Crippled by depression and losing interest in his own music, Josh Tillman did what many writers before have done – he hit the road.
“I got into my van with enough mushrooms to choke a horse and started driving down the coast with nowhere to go,” he says.
“I was really sick of what I had been doing musically for most of my 20s and I had no motivation to do it.
“I was struck during a strange moment at like 3:30 in the morning that I just needed to leave. I couldn’t walk around feeling like this all the time.”
During the time off the former Fleet Foxes drummer, who has been releasing solo albums since 2003, adopted a new moniker – Father John Misty – and found salvation when he started writing a novel.
Tapping into his “narrative voice”, he wrote and recorded Fear Fun, released in May this year. A vibrant, often hilarious album, he is touring and will be in Australia for Splendour in the Grass and sideshows.
The album comes packaged with two poster-sized sheets featuring lyrics and a 31-chapter treatment for a fictional video game called ‘‘’Bed Bug Mountain’’.
He says “finding my voice” was one of the revelations of his career. “The novel is just so fun to write,” he says.
“I realised I had this whole skill set that I’d been too vain to use before because I didn’t trust my own impulses.
“Once I stopped caring about whether or not my sense of humour made its way into the songs, I realised not only that they were funny but they were also more useful or profound than anything I’d written before.”
The album has been well received by critics, and lead single “Hollywood Forever Cemetery Sings”, which features actress Aubrey Plaza, battered and bruised, stumbling through a party, attracted attention.

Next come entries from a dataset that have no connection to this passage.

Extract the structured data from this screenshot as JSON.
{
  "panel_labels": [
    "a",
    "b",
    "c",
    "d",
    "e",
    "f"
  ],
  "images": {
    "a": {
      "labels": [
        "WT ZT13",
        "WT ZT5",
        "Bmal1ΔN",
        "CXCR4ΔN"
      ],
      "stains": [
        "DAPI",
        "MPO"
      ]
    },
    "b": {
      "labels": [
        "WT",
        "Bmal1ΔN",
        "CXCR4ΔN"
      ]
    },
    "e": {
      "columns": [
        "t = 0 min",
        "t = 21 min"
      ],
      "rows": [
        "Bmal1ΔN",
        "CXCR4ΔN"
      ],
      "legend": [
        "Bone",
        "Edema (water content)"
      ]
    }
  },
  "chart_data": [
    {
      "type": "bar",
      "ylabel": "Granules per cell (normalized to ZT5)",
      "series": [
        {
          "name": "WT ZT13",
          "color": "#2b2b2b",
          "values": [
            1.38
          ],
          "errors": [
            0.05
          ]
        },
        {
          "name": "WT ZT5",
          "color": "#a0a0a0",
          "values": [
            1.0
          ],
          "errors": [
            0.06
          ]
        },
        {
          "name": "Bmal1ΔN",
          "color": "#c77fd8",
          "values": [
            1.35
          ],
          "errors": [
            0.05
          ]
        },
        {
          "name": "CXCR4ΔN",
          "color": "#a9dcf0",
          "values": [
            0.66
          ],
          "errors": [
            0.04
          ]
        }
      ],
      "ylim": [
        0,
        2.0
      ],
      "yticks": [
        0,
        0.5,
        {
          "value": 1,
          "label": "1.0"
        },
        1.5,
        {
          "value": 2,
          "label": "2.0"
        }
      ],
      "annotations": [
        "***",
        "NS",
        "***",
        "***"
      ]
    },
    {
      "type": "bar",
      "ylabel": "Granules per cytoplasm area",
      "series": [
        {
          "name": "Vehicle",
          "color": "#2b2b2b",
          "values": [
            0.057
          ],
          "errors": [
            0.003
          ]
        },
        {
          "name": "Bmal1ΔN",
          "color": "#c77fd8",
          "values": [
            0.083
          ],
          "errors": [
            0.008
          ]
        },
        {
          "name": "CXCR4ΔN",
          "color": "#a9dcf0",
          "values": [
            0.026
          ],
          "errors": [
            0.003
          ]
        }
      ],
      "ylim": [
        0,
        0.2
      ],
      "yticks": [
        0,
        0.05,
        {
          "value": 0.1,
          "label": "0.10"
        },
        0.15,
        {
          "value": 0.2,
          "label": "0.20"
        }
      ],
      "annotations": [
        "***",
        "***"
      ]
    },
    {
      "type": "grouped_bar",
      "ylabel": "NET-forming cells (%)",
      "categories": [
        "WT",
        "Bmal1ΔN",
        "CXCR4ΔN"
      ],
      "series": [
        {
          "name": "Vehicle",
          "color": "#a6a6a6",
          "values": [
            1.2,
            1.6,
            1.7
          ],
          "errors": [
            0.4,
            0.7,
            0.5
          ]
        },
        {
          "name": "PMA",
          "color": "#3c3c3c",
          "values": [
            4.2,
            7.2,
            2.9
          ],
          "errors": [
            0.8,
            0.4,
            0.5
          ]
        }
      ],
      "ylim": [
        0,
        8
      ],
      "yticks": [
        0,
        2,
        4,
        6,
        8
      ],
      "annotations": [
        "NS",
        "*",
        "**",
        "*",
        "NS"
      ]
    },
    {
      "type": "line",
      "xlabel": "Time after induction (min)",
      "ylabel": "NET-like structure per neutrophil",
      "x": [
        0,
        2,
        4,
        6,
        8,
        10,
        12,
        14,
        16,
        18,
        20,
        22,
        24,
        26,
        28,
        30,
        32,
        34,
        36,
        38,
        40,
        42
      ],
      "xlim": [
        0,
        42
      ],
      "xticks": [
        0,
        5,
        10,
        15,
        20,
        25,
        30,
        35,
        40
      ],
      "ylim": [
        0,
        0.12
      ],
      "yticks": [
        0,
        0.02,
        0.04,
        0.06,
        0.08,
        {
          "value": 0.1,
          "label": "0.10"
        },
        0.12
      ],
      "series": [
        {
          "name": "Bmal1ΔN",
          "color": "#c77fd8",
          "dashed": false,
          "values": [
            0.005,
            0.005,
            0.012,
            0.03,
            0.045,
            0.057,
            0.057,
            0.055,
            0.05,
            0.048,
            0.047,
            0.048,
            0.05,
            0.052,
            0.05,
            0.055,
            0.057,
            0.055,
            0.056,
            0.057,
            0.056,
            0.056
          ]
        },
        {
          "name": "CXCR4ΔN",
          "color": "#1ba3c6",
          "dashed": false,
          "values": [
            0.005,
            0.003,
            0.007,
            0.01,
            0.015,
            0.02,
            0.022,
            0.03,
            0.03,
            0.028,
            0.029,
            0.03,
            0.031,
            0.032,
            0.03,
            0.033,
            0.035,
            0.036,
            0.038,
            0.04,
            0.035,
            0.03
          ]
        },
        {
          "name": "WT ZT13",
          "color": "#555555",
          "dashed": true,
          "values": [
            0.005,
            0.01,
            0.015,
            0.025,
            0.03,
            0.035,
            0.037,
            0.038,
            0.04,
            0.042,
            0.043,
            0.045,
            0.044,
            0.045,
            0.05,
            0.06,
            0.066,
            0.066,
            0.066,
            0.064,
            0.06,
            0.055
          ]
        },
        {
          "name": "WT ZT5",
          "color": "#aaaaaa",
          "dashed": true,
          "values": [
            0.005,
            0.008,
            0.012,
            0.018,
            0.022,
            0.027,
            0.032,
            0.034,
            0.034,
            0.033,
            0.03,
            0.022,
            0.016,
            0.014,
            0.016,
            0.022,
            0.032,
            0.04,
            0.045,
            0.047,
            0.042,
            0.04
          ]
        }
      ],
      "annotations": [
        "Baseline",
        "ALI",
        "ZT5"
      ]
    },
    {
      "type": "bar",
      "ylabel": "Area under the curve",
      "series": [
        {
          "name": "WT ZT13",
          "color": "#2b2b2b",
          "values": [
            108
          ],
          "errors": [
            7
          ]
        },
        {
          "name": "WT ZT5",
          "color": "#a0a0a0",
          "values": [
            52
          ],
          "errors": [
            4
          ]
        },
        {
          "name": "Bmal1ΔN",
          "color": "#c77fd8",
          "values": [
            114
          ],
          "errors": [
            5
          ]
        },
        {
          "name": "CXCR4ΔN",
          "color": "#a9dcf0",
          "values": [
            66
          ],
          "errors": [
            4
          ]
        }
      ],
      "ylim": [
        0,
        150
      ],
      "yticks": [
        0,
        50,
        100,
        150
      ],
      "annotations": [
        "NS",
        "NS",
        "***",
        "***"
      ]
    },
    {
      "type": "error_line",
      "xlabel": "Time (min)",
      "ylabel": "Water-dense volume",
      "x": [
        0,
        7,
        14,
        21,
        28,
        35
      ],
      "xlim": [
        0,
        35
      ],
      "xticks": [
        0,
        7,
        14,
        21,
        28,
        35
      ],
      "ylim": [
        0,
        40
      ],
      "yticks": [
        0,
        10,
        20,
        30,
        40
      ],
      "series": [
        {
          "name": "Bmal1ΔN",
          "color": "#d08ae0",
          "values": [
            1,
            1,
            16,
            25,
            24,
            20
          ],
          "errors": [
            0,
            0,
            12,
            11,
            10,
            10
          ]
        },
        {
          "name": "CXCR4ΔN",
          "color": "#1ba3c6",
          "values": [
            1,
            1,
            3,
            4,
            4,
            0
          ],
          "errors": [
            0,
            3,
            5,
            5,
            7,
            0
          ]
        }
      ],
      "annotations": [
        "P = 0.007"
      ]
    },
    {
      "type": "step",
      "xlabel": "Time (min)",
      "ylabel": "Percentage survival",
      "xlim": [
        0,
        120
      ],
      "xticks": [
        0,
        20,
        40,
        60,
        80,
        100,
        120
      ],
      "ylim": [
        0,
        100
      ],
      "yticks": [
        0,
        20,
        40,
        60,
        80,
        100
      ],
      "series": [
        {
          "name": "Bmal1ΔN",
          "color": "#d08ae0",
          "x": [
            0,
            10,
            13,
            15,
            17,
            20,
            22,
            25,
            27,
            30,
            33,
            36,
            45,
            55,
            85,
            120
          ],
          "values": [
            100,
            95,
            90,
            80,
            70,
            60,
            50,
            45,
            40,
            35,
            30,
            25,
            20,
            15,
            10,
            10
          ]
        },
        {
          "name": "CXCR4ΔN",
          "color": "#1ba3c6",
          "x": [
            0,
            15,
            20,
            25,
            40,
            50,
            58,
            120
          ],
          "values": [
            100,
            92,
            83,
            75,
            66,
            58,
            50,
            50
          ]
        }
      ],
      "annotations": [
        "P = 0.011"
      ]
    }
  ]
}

Tillman says the pair share a similar sense of humour. “We’re both crazy busy. I met her at a party a few years ago,” he says. “I felt she would be perfect in this cathartic role. She’s basically playing me in the video.”
As for his songwriting, which has been influenced by Loudon Wainwright III, Harry Nilsson and Oscar Wilde, he says he wanted to inject personality in his lyrics.
“I don’t like wound-licking music. I want to listen to someone rip their arm off and beat themselves with it,” he says.
“Singer-songwriters are meant to be confessional or whatever, with a lot of language about loss and so on.
“I see that as sort of funny, these stupid 20-year-old kids just wildly romanticising their own everyday experiences … how much of your life mirrors your music?
“Everyone seems to want to downplay the humanity or there is this real ‘aww shucks’ sense of propriety around performance.
“A lot of new music doesn’t grab me. What grabs me is interesting, vivid details or a sense of humour. The songwriters I’m into are people you want to hang out with, they have personality.”
Father John Misty plays at The Corner on July 28. Fear Fun out now.